Tenho poucos livros desse escritor, apenas oito. Todavia, neles não encontrei um único e solitário poema ao qual faça qualquer tipo de restrição, quer de caráter formal, quer temático. Transcrevi vários deles, em inúmeras ocasiões, em textos que estão circulando internet afora, em variados espaços, tendo sempre o cuidado de justificar, e comprovar, os motivos da transcrição. E creio que com toda a incoerência que me é atribuída – muitas dessas atribuições justas, mas várias delas meros frutos do desconhecimento do que penso e do que escrevo – em relação a Neruda, pelo menos, invariavelmente mantive a coerência.

Raros poetas (na verdade não conheço nenhum) podem se orgulhar da façanha de serem delirantemente aplaudidos por uma multidão de mais de setenta mil pessoas ao declamarem seus poemas. Mas isso aconteceu com Neruda, em outubro de 1971, poucos dias depois de ser anunciado como ganhador do Prêmio Nobel de Literatura. Isso ocorreu no Estádio Nacional de Santiago (de tristíssima memória para os chilenos, por ter sido transformado, dois anos depois, em gigantesca prisão por parte do regime do ditador Augusto Pinochet), quando se apresentou, ao vivo, para um público que escritor algum já teve que encarar, obtendo merecida (e até óbvia) consagração.

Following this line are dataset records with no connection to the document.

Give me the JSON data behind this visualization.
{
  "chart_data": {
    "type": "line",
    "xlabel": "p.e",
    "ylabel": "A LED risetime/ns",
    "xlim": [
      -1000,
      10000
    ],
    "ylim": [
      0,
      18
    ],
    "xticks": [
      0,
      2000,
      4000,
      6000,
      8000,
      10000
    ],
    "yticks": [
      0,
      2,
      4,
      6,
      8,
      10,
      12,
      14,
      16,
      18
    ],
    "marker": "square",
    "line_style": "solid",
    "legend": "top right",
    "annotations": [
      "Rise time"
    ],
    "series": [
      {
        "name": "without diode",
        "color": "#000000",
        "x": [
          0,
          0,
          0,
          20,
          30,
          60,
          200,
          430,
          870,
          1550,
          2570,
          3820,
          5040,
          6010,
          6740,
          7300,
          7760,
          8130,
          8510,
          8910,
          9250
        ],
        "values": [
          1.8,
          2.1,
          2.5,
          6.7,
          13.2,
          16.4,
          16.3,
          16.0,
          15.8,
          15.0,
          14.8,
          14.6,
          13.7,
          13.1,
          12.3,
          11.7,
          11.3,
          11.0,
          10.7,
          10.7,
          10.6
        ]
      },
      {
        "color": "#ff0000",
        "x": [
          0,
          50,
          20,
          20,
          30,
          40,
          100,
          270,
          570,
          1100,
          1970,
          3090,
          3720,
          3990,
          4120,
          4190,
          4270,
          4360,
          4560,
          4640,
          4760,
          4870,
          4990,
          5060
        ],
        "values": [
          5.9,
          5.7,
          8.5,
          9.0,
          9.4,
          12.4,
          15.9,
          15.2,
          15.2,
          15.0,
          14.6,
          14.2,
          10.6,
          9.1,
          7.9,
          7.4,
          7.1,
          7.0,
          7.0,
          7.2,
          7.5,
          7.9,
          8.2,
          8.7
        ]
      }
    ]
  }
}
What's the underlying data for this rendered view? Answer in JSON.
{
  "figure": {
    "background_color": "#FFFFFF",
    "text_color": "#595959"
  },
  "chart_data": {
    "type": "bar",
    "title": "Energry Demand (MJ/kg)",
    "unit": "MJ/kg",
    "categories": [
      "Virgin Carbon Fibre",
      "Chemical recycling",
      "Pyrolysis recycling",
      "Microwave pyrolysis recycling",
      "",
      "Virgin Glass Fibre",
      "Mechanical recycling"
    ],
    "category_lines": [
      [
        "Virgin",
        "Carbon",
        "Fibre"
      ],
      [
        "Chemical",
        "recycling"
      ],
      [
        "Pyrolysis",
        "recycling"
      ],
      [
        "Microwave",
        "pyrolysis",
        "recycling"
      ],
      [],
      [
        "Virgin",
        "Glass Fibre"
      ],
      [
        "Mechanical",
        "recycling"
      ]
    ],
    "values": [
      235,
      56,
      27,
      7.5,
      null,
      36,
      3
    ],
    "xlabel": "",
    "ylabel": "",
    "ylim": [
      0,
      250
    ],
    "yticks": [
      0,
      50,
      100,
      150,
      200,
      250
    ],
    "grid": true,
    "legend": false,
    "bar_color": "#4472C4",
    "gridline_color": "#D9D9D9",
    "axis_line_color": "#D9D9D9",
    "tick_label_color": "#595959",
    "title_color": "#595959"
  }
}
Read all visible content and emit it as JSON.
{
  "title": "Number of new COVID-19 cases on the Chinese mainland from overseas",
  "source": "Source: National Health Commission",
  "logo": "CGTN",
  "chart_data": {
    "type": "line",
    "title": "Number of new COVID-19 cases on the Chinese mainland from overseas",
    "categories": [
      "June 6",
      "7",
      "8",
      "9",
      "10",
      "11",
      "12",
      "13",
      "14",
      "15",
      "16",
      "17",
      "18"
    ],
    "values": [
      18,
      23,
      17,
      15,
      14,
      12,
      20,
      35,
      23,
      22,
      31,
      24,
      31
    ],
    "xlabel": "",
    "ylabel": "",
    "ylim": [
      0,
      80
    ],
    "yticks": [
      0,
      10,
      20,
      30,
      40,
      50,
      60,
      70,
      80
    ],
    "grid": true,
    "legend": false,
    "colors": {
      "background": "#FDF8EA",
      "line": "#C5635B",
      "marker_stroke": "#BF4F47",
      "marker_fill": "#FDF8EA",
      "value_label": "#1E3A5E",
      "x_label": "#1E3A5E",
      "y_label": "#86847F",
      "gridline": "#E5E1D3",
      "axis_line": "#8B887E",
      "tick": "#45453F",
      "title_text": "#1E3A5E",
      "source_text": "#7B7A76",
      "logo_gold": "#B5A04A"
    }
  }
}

A esta altura, o paciente leitor já deve estar perdendo a paciência e se perguntando: “O que, raios, esse escritor tem a ver com primavera, tema destas reflexões?!”. Respondo: tem tudo a ver. Por que? Porque escreveu poemas maravilhosos e marcantes sobre esta estação. E notem como a vida costuma ser irônica. Pablo Neruda, que se recusou de ser candidato à Presidência da República do Chile (e certamente seria eleito), abrindo mão da candidatura em favor de Salvador Allende), morreu exatamente no início de uma primavera: a de 1973, ou seja, num 23 de setembro.

Seria um símbolo ditado pelo acaso e pelas circunstâncias? Considero-o assim. Neruda deixou a vida para conquistar o único tipo de imortalidade a que nós, frágeis e efêmeros humanos, podemos aspirar: a da memória. O do reconhecimento – tão desejado e não raro tão inacessível – do que fomos e, principalmente, do que fizemos.

Dos vários poemas que esse mito literário escreveu sobre a primavera, selecionei este (por pura questão de gosto pessoal), que partilho com vocês:

Primavera

“Quero apenas cinco coisas...
Primeiro é o amor sem fim
A segunda é ver o outono
A terceira é o grave inverno
Em quarto lugar o verão
A quinta coisa são teus olhos
Não quero dormir sem teus olhos.
Não quero ser... sem que me olhes.
Abro mão da primavera para que continues me olhando”.

Observe-se que das quatro estações do ano, a primavera foi a única que o poeta não manifestou desejo de ver. Os desavisados e desatentos podem entender que não lhe dava grande valor. Todavia, expressou, nas entrelinhas, exatamente o contrário. Ou seja, trocava o que considerava a época mais preciosa e valorizada do ano, por um prêmio que entendia ser ainda maior: o olhar da amada. Eu também trocaria... E, por uma até pitoresca ironia, o acaso atendeu ao seu desejo. Levou-o do mundo dos vivos exatamente no início de nova primavera. Só não sei se antes de morrer sua amada continuou ou não olhando em seus olhos, até que estes se apagassem de vez para a vida.